The Maze Agency 9 — #aComicaDay (5)

Mike W. Barr’s detective team gets a little competition from none other than Ellery Queen in solving the murder attempt on a mystic channeling the spirit of an Atlantean sorcery 10,000 years dead — who claims he is the one trying to kill her!

Ellery Queen is investigating a corpse in a comfy chair while Jennifer Mays is shining a flashlight at it. Gabriel Webb is looking at something behind them. The cover is done up like the Ellery Queen Mystery Magazine

Mike W. Barr was a big Ellery Queen fan as the editorial page explains and with 1989 being the 60th anniversary year of the first Queen story published, he asked for and got permission to use him in this story, apparantely the first new Ellery Queen mystery in fourteen years.

This is the sole issue of The Maze Agency I own. I’ve never seen another issue pop up, either new or in the back issue bins, though it had a relatively healthy twentythree issue run first at Comico and then at Innovation from 1988 to 1991. There have also been several reboot attempts.
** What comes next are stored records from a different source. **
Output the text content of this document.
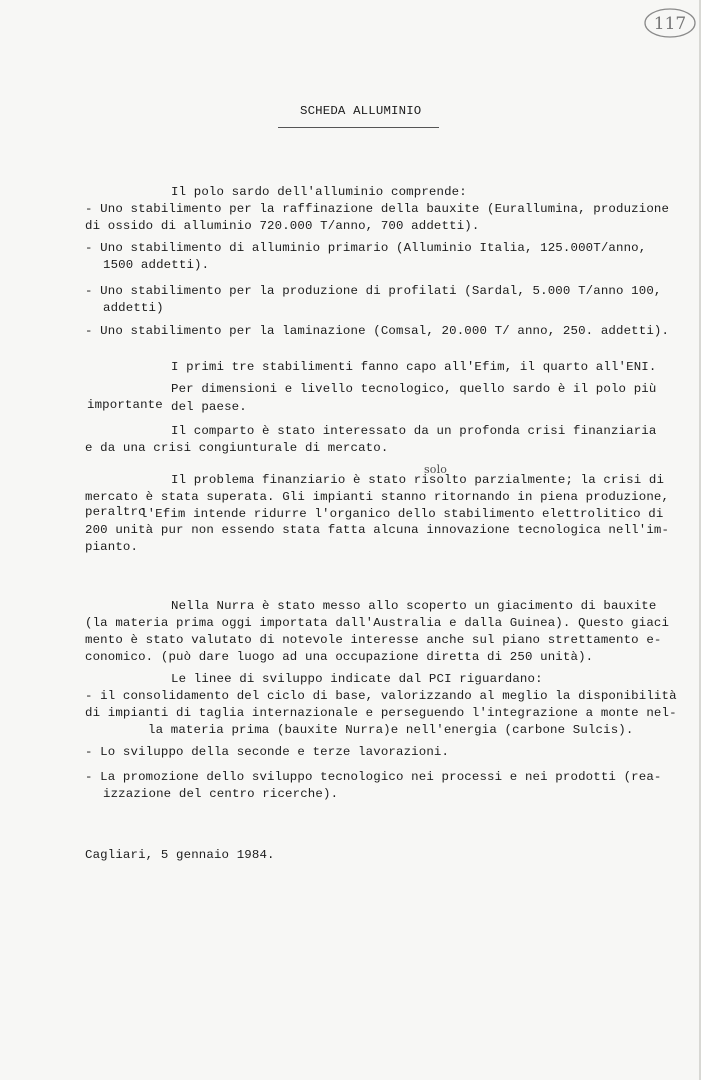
117
SCHEDA ALLUMINIO
Il polo sardo dell'alluminio comprende:
- Uno stabilimento per la raffinazione della bauxite (Eurallumina, produzione
di ossido di alluminio 720.000 T/anno, 700 addetti).
- Uno stabilimento di alluminio primario (Alluminio Italia, 125.000T/anno,
1500 addetti).
- Uno stabilimento per la produzione di profilati (Sardal, 5.000 T/anno 100,
addetti)
- Uno stabilimento per la laminazione (Comsal, 20.000 T/ anno, 250. addetti).
I primi tre stabilimenti fanno capo all'Efim, il quarto all'ENI.
Per dimensioni e livello tecnologico, quello sardo è il polo più
importante del paese.
Il comparto è stato interessato da un profonda crisi finanziaria
e da una crisi congiunturale di mercato.
solo
Il problema finanziario è stato risolto parzialmente; la crisi di
mercato è stata superata. Gli impianti stanno ritornando in piena produzione,
peraltro
l'Efim intende ridurre l'organico dello stabilimento elettrolitico di
200 unità pur non essendo stata fatta alcuna innovazione tecnologica nell'im-
pianto.
Nella Nurra è stato messo allo scoperto un giacimento di bauxite
(la materia prima oggi importata dall'Australia e dalla Guinea). Questo giaci
mento è stato valutato di notevole interesse anche sul piano strettamento e-
conomico. (può dare luogo ad una occupazione diretta di 250 unità).
Le linee di sviluppo indicate dal PCI riguardano:
- il consolidamento del ciclo di base, valorizzando al meglio la disponibilità
di impianti di taglia internazionale e perseguendo l'integrazione a monte nel-
la materia prima (bauxite Nurra)e nell'energia (carbone Sulcis).
- Lo sviluppo della seconde e terze lavorazioni.
- La promozione dello sviluppo tecnologico nei processi e nei prodotti (rea-
izzazione del centro ricerche).
Cagliari, 5 gennaio 1984.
It’s a bit of an oddity, a proper, classical detective series which actually tries to create fair mysteries for the reader to solve, when most American detective series are of the hardboiled variety. Mike W. Barr is probably still best know for his Batman work in the eighties (alongside Camelot 3000), especially Batman and the Outsiders, so he wasn’t quite new to writing murder mysteries. The artwork here is by Adam Hughes, present on the first nine issues.

I only knew about this because Comics Scene had done an interview with Barr about his current projects at the time. Comics Scene was a glossy comics and animation magazine in the vein of Fangoria or Starlog, with half of each issue devoted to animation as well as comics based movies and tv, the other half to interviews with comics creators and other comics news. My local comic shop started carrying it at roughly the same time as it started selling US comics and it was one of the few ways I learned about new and upcoming projects. I’ve always had a soft spot for it ever since but in the nineties it lost out to the wave of comics as investment huckster zines like Wizard. Unlike those though it was smart enough to see that the mid-nineties superhero boom would inevitably crash and honest enough to warn its readers about it.

Innovation, The Maze Agency‘s publisher for most of its run, was an interesting company. Founded in 1988 by David Campiti it became a fairly major player in the few years between the decline of the old school indepedents like Comico and the rise of Valiant and Image. Ironically, given its name, it had its biggest success doing comics of various nostalgic media franchises like Lost in Space as well as long, (twelve issue) adaptations of several Anne Rice novels. The Maze Agency wasn’t the only series it had taken over from a defunct company. They also continued various superhero titles from publishers that went bankrupt during the black & white comics bust. Sadly, they in turn went bankrupt in 1994.